Navneet Sharma

What is a Loan against Mutual Funds and How to Avail it?


Many individuals invest in mutual funds because they are a sound way to capitalise on the growth of the market and see a good rate of return. Mutual funds have been touted as the best way to counter inflation and witness long-term capital appreciation. When you have your money locked in sounds investments that you do not want to liquidate, how do you meet short term funding requirements that may arise? Taking out a loan against mutual funds may be the answer.

A loan against mutual funds is a loan in which units of mutual funds are kept as security or collateral. When you avail such a loan, you still hold the ownership rights to those units of mutual funds. However, you cannot sell or redeem the units until the complete repayment of the loan. Most banks and non-banking financial companies have a list of securities against which customers can borrow. Check these lists to see if you are eligible to borrow by keeping your mutual fund units as security.

Advantages of Loans Against Mutual Funds

Taking out a loan against mutual funds can be beneficial in several ways. You can use the proceeds of the loan to meet any short term personal or business requirements while at the same time holding on to your investments.

Since this kind of loan is backed by an asset or security, the interest rate on such a loan is lower. A personal loan or a credit card debt will charge higher rates of interest than a loan against mutual funds.

If you have made your investment under a SIP or Systematic Investment Plan, taking a loan backed by your mutual fund units will not hamper the plan. You can continue to make payments under your SIP while keeping your already owned units as security for a loan.

A loan against mutual fund units means that you need to make a lien on your units in favour of the bank. However, this does not mean that you don’t receive the dividends from your investment. You will retain the ownership rights to your units and continue to receive the dividends without any hassle.

How Does it Work?

The bank or non-banking financial institution will have a list of securities against which they offer loans. If your mutual fund units are eligible under this criterion, then you can apply for such a loan. Once the loan has been sanctioned, a lien will be created on the mutual fund units in favour of the bank. This means that while you retain ownership rights over the mutual fund units, the bank has the power to invoke the lien and sell your mutual fund units and keep the proceeds in case of failure to comply with the terms of the lien.

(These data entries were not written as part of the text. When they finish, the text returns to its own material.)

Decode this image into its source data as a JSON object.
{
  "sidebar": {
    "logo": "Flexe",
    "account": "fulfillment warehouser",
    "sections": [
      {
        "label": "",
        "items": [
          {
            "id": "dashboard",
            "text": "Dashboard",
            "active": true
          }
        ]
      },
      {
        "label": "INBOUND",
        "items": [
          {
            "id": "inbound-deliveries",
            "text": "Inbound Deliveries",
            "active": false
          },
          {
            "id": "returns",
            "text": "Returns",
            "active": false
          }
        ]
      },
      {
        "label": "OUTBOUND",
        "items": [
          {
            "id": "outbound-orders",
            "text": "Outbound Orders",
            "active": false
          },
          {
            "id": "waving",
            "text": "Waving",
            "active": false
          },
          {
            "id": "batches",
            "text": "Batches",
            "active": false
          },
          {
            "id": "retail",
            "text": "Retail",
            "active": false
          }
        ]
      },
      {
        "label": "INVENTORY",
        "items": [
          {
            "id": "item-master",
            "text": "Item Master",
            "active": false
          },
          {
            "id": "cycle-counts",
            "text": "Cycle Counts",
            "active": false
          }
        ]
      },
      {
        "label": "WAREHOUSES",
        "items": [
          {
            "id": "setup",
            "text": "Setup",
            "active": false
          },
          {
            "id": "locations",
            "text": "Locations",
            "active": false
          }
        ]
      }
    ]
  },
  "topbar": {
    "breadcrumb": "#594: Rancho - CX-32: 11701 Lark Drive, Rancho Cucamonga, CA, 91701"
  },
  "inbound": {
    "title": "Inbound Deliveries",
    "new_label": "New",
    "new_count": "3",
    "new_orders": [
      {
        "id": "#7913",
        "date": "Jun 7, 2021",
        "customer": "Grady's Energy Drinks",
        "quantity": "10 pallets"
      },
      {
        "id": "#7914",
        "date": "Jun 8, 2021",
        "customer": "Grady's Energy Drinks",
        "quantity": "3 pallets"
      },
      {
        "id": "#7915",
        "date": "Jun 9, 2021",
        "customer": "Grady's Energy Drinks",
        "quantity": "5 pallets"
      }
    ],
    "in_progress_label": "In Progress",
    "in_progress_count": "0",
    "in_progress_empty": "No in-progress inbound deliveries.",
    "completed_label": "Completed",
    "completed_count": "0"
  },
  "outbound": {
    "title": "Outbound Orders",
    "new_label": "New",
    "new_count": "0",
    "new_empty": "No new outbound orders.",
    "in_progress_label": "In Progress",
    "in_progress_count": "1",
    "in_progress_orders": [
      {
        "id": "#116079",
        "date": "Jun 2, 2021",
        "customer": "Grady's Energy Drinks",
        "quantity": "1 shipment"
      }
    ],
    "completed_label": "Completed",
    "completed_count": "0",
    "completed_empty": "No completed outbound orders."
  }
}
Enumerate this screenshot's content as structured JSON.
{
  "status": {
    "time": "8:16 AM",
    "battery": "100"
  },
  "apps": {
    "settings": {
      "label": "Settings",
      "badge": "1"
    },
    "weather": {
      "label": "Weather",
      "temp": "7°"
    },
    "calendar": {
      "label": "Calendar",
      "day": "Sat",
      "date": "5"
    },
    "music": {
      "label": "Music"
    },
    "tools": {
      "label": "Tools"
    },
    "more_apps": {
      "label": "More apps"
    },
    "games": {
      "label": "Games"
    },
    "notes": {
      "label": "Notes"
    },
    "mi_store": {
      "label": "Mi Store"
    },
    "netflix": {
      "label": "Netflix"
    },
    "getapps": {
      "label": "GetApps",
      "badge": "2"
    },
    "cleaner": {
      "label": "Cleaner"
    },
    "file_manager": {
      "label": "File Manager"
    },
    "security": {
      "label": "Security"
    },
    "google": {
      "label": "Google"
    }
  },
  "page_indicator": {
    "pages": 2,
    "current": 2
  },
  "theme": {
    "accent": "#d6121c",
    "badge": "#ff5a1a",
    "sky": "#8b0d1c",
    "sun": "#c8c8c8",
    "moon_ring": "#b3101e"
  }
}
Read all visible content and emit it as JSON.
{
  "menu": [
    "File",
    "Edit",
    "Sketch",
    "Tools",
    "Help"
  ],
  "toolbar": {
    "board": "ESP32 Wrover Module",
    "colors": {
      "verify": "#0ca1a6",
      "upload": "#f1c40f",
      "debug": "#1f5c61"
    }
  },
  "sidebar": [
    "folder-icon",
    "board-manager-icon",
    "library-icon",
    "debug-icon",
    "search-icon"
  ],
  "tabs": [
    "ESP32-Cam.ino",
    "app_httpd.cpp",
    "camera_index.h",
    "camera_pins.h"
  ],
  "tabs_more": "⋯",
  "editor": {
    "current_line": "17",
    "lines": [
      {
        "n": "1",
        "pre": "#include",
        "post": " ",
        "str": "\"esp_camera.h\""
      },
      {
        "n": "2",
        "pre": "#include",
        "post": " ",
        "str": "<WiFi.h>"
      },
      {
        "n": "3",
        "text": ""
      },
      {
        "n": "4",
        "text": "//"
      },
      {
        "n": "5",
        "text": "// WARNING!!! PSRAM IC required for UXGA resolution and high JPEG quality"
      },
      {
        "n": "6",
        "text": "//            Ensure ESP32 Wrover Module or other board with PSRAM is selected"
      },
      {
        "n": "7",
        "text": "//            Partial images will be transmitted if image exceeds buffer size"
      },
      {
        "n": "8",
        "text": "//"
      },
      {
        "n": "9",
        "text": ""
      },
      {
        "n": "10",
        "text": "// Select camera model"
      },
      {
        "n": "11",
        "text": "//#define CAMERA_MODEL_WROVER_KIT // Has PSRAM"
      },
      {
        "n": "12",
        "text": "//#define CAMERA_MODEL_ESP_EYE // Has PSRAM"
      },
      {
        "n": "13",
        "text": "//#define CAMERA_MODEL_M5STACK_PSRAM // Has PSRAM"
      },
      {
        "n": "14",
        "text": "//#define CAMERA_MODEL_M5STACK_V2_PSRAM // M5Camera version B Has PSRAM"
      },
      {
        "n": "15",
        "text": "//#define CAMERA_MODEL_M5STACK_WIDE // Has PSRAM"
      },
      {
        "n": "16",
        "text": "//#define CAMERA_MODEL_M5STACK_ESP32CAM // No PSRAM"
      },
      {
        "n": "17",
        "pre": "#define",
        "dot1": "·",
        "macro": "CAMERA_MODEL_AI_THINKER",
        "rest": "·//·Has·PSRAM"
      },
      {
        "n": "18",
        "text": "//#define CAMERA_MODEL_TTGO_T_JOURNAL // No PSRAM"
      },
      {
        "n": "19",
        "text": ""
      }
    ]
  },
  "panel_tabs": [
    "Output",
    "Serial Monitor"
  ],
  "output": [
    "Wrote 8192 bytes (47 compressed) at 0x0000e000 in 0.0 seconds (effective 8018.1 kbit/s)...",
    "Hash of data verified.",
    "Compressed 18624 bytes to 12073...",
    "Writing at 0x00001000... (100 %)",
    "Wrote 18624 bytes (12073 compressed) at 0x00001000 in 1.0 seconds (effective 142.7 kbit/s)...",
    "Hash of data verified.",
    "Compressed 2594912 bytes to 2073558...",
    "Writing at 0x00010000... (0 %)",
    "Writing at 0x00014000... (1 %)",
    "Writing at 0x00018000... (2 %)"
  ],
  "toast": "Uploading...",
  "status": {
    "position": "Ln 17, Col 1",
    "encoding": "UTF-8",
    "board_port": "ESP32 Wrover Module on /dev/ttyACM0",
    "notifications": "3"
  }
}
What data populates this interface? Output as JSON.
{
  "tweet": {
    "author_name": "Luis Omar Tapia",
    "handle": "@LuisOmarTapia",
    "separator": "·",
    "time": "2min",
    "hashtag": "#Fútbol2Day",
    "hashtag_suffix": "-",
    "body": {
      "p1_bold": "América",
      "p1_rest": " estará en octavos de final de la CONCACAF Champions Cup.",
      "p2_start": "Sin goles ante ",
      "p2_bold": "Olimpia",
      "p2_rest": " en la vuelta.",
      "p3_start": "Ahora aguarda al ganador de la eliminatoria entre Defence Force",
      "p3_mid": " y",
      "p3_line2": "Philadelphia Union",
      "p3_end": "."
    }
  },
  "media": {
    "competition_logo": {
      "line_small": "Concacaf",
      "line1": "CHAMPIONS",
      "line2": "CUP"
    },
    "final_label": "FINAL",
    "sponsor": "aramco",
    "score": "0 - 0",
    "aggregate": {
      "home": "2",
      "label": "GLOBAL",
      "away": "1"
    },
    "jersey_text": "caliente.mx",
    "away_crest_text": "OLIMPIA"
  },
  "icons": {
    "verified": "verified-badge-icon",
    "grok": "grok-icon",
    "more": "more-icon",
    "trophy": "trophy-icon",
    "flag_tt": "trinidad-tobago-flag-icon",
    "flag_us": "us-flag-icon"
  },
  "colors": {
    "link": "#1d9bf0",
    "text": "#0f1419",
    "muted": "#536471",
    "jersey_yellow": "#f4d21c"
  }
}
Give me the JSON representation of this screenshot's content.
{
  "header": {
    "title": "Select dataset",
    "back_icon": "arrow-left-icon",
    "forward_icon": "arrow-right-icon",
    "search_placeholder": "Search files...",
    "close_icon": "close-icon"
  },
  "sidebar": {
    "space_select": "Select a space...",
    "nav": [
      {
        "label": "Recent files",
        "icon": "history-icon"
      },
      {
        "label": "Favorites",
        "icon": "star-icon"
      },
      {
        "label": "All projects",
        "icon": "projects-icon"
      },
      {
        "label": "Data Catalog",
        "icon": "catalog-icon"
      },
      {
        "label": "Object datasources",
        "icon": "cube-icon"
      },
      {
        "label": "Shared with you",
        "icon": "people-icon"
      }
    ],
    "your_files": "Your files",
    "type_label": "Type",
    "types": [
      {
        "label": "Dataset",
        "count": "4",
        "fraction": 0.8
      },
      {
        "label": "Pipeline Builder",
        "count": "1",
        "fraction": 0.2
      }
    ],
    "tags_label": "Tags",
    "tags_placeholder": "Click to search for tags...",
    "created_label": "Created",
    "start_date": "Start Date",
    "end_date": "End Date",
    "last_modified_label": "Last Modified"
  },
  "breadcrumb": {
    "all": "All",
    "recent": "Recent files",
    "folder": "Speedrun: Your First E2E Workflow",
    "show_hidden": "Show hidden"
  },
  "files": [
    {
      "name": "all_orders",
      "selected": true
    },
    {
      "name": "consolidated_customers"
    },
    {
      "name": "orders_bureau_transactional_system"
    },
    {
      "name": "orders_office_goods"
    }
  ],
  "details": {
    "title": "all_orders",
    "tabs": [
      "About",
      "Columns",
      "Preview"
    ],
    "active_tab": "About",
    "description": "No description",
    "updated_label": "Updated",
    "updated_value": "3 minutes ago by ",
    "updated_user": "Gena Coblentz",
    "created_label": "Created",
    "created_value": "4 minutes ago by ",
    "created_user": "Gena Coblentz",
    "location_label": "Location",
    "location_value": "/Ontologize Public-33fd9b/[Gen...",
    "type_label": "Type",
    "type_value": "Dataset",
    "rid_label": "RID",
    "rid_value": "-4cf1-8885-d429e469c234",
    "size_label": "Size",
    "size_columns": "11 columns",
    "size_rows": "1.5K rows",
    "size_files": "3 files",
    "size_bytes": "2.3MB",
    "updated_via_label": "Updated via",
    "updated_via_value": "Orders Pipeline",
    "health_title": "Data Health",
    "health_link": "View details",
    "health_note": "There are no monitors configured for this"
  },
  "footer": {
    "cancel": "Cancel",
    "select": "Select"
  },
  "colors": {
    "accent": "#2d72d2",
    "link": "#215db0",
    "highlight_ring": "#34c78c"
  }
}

The amount which you can avail as a loan depends on the financial institutions. Most banks and non-banking financial institutions have a limit to how much you can borrow keeping mutual fund units as security. Generally, the limit is Rs. 20 lacs; however, this can go up to crores. The minimum amount which you must borrow is usually Rs. 1 lac.

How Much is the Interest Rate?

The interest rate on such loans usually ranges between 10% to 13%, which is lower than the interest rate charged for loans without any security such as personal loans. The interest rate will be applicable only on the amount of loan, which is utilised. If you withdraw money from your loan account for one day and pay it back on the next, then you will be charged interest on the amount withdrawn for only one day.

Conclusion

Loans against mutual funds are useful if you want to keep your investment intact while availing funds to meet your short-term requirements. You should ensure that you understand the terms of the loan before you make a commitment.